The union alleges the university’s reasons for denying the leave to Parkhill — a faculty member and a tenured full professor in the department of religious studies — were "speculative and prejudicial." The denial was in violation of the full and fair consideration clause of the parties’ collective agreement, the union argued, and it requested Parkhill be granted a sabbatical leave for the year July 1, 2015, to June 30, 2016.
In her letter denying Parkhill’s request for a 2014-2015 sabbatical, the university’s president and vice-chancellor, Dawn Russell, wrote, "Since you have provided no evidence of a recent scholarly publication, the concerns I expressed in the attached letter persist about whether you will produce the actual scholarly work which you propose in your most recent sabbatical application."
The letter Russell referenced was her denial of Parkhill’s previous request for a 2013-2014 sabbatical. In that instance, Russell wrote she required Parkhill to provide evidence of a recent scholarly publication before she was prepared to grant his request.
According to the university, Parkhill offered no evidence of recent publications and in fact had not published anything since 2001.
This stood in stark contrast with the rest of the faculty, as the university reported the average rate of publication for a faculty member was 1.5 submissions annually.
The university argued a sabbatical leave is not automatically granted. The right of assessment rests in the hands of the president, subject to a reasonable test of review.
The union, however, argued the university used Parkhill’s request as a tool for performance review and correction.
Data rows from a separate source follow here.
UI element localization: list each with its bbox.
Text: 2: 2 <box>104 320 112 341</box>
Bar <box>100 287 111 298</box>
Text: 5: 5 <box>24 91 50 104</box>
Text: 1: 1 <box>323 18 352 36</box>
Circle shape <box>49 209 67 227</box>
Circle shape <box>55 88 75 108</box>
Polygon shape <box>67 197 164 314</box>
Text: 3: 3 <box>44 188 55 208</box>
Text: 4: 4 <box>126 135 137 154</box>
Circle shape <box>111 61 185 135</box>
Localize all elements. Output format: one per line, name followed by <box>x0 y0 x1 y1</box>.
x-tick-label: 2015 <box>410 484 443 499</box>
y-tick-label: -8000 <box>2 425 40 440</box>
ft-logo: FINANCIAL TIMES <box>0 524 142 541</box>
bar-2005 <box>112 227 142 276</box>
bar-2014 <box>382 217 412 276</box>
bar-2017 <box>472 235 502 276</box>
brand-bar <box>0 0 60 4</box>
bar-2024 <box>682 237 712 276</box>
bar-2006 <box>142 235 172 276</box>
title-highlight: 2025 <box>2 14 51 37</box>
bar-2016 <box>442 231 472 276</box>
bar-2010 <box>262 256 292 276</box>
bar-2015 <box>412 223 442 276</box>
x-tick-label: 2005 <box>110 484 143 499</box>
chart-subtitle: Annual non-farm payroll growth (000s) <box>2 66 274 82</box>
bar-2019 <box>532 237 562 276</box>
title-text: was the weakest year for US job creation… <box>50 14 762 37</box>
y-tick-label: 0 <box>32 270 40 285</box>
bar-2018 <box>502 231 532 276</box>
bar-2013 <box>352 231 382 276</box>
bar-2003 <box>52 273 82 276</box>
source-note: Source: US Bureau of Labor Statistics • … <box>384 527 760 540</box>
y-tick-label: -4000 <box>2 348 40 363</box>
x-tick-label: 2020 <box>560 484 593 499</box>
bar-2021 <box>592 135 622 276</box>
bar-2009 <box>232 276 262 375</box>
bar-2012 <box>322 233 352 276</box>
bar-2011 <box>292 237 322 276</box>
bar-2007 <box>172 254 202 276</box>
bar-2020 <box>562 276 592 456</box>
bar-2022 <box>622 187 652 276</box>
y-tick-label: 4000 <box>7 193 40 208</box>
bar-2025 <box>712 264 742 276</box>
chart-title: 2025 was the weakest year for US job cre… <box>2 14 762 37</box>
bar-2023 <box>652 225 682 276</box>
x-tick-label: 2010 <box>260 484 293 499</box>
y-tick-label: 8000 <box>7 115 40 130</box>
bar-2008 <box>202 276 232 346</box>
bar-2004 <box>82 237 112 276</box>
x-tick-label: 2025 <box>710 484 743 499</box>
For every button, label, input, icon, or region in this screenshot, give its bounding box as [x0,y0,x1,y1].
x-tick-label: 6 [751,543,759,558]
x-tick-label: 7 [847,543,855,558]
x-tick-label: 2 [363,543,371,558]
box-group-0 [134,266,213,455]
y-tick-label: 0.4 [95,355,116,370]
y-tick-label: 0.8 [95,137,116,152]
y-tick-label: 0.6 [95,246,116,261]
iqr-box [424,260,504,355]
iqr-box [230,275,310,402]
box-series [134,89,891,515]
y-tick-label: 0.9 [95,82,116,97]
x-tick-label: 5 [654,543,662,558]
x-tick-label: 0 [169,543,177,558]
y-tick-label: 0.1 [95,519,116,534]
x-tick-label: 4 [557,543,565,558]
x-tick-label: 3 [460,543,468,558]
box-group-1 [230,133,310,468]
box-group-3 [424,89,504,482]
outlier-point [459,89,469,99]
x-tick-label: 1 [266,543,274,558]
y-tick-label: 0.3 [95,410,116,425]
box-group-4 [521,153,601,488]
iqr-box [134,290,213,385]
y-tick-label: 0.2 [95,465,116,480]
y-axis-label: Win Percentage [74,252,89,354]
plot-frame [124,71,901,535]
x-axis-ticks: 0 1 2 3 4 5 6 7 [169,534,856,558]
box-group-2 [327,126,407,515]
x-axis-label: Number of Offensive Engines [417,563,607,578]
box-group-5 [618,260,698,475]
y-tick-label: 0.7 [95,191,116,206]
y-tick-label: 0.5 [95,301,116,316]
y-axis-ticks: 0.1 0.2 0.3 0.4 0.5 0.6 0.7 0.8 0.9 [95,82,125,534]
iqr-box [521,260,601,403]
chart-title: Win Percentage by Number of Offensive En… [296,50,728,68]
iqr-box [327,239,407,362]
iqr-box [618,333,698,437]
At no point in time, Parkhill testified, did he ever receive any expression of concern about his work or the frequency of his publications. The only feedback he did get, in his annual reports, was positive.
Parkhill testified that, if granted a sabbatical, he was confident he would complete his work. While he admitted he had not published anything in recent years, Parkhill said that lull was the result of a "poisoned workplace."
Issues within the department of religious studies affected Parkhill personally, he said, and pulled his focus from his research. Furthermore, the union argued, a sabbatical leave can be achieved in a number of ways and there is no minimum publication requirement.
The university submitted Russell addressed the issue of publishing only because publishing was what Parkhill focused on as the determining issue of both of his recent requests for sabbatical leave.
Russell did not use the request for leave as a form of performance review, the university argued, but undertook a fair assessment of whether or not Parkhill was capable to completing the proposed work.
"It is this arbitrator’s finding," ruled Robert Breen, "that the challenged decision of the president, whose testimony I found straightforward, plausible, without discriminatory or arbitrary intent, and not unreliable on the evidence, was nonetheless not proper in terms of the collective agreement, and thus unfair."
The grievance was allowed and the university ordered, in remedy, to grant a sabbatical leave to Parkhill for the academic year July 1, 2015, to June 30, 2016.
Reference: St. Thomas University and the Faculty Association of the University St. Thomas. Robert D. Breen — arbitrator. Jamie Eddy for the employer, David Mombourquette for the union. Sept. 24, 2014.